Purpose: Hormone replacement therapy (HRT) with estrogen and treatment with bisphosphonates have been shown to increase bone mineral density (BMD) in postmenopausal women. This 4-year prospective randomized study was carried out to assess the effectiveness of the combined HRT plus etidronate on BMD in postmenopausal women with established osteoporosis.
Patients and methods: Seventy-two postmenopausal women (mean age 64.9+/-0.5 years) attending metabolic bone disease outpatient clinics with established osteoporosis were randomly allocated into one of four treatment groups and monitored for 4 years. All patients enrolled in this study including the control group (n=18) received 1.0 g elemental calcium and 400 units vitamin D per day. The HRT group (n=18) received cyclical estrogen and progesterone; the etidronate group (n=17) received intermittent cyclical etidronate; and the combined therapy group (n=19) received both HRT and etidronate. BMD was measured in the lumbar spine and the hip before treatment and at 2 and 4 years after treatment. Changes in height were recorded, and the occurrence of new vertebral fractures were documented in comparison with the baseline radiographic evaluation. In 40 patients (10 patients per group), analysis of bone histomorphometry was carried out after 4 years of treatment.

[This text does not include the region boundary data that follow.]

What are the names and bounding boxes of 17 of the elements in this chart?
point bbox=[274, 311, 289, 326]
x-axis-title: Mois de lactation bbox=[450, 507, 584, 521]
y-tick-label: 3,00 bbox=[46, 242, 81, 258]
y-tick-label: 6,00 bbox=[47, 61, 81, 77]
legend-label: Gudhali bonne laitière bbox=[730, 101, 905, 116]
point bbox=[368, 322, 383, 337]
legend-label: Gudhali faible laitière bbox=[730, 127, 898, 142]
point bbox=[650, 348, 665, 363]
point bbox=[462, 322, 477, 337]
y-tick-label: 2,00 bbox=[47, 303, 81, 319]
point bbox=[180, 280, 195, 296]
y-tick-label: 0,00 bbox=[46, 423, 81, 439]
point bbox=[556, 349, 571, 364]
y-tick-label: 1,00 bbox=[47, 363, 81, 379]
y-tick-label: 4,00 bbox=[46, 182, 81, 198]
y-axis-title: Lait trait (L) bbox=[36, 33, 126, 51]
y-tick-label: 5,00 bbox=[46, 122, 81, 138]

Results: In patients who received the combined therapy, BMD increased in the lumbar spine by 10.4% (P <0.001) and in the hip by 7.0% (P <0.001) at 4 years. For patients treated with ICE, these increases were 7.3% (P <0.001) and 0.9% (P <0.05), and with HRT, the increases were 7.0% (P <0.001) and 4.8% (P <0.01) in the vertebrae and femora, respectively. The group treated with calcium and vitamin D lost 2.5% (P <0.05) and 4.4% (P <0.01) of BMD in the vertebrae and femora, respectively, after 4 years. Patients who received combined therapy had significantly higher BMD in both the vertebrae and in the femora (P <0.05) in comparison with patients who were treated with HRT or etidronate alone after 4 years. In comparison with patients in the control group, there was a trend toward a lower rate of new vertebral fractures in the treatment groups. Height loss was significantly less in all three active treatment groups (HRT [P <0.001], etidronate [P <0.02], and combined therapy group [P <0.0001]), in comparison with the control group. The combined therapy group did not have a significant height loss, in comparison with the HRT (P <0.02) and the etidronate (P <0.001) groups. None of the patients had histomorphometric evidence of osteomalacia.
Conclusion: This 4-year randomized study showed an additive effect of etidronate and HRT on hip and spine BMD in postmenopausal women with established osteoporosis.